So where does yogurt come from then?
Pretty much everywhere between, say, Scandinavia south to Turkey and from there east to India or so. Anywhere, in other words, where you historically find herding peoples who consume the milk of ruminants, be they cattle, yaks, goats, sheep, water buffalo…camels even. Just when and where yogurt first appeared no one knows, but there’s no question that it happened several millennia ago, when humans first began to domesticate animals.
The first fermentation of milk into yogurt was undoubtedly an accident, for just like a bowl of grain slurry or fruit pulp left out at room temperature, milk ferments all by itself without any additional help from people. Opportunistic lactic acid bacteria move in and start disassembling milk sugar molecules (lactose) into simple sugars they can eat. The side effect of this micro pig-out (or one of them, at least), is acid. That acid makes the environment extremely unfriendly to other types of microbes, notably most of the kinds that are dangerous to humans. Which makes it a pretty good deal all the way around.

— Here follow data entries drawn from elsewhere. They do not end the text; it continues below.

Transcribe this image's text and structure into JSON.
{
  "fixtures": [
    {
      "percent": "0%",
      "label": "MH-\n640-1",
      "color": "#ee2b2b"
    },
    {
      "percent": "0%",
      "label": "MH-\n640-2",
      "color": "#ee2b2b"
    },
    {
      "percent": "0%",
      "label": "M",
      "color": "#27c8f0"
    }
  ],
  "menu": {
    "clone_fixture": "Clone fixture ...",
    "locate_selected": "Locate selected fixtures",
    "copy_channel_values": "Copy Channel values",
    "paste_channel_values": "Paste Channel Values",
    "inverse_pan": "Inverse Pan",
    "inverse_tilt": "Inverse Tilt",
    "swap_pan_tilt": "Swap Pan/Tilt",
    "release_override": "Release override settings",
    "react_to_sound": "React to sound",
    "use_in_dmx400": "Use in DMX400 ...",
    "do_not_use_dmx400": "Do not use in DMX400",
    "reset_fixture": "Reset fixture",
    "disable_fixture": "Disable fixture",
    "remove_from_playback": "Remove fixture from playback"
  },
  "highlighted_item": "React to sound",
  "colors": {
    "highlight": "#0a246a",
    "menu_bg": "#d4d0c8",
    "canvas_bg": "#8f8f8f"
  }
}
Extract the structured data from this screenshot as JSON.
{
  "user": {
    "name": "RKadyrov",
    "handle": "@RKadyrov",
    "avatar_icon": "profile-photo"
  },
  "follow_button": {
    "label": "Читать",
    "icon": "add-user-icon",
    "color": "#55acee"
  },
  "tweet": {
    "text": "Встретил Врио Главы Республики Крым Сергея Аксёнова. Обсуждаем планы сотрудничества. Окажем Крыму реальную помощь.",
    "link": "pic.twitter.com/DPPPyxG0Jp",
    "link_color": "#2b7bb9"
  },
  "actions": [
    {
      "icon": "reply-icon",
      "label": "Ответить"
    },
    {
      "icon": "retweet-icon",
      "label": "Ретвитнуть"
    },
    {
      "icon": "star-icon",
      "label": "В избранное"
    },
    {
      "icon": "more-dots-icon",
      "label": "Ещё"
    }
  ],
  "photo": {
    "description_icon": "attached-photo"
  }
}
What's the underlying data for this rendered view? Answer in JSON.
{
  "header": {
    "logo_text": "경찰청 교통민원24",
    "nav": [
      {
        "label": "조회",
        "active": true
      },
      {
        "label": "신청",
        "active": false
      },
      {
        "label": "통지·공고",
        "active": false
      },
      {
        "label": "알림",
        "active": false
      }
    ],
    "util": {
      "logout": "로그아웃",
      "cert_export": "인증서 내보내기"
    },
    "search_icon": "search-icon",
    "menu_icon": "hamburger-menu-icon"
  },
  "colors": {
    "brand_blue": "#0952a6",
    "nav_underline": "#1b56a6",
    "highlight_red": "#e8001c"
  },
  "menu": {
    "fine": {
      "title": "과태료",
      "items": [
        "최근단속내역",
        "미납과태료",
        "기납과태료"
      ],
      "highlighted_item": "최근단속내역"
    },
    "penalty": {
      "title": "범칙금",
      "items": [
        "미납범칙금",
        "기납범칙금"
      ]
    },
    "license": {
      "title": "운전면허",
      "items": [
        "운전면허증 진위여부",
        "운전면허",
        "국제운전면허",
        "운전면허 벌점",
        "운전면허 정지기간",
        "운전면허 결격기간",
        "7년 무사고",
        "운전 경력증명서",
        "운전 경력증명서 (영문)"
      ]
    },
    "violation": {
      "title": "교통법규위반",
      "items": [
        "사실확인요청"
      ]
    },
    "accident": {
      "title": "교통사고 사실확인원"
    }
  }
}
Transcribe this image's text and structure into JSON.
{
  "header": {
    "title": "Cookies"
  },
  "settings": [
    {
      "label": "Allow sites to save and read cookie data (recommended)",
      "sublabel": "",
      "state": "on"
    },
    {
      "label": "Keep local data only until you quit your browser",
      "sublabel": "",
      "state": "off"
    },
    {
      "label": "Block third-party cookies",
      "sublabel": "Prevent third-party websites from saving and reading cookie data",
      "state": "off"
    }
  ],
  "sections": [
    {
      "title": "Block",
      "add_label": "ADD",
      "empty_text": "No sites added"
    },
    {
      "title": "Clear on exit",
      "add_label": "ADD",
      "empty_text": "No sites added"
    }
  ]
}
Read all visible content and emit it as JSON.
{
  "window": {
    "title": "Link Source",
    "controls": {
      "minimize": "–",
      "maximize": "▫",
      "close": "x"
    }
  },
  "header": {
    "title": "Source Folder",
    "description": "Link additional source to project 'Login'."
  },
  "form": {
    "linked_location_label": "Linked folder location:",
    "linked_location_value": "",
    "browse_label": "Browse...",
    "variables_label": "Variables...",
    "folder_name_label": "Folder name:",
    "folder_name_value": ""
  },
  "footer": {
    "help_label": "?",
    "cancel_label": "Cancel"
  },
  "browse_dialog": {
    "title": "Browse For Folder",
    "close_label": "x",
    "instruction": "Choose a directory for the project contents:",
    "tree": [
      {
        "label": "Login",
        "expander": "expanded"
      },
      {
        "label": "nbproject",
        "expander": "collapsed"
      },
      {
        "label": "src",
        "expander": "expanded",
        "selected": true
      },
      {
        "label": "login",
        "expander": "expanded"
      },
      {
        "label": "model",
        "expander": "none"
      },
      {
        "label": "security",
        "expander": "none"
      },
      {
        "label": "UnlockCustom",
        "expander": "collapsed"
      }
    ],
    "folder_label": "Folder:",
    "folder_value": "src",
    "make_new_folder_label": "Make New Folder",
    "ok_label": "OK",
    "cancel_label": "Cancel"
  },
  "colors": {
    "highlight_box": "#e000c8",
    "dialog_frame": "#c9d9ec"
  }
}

Another nice thing about fermentation is that in addition to making foods taste good, it preserves them, for days, weeks or even longer. Which would have been a very, very good thing for Eurasian herding peoples living several millennia ago, since Maytag had yet to invent a portable refrigerator light enough to transport on yak back. No wonder yogurts are found in so many places and in so many styles. They just make too much sense.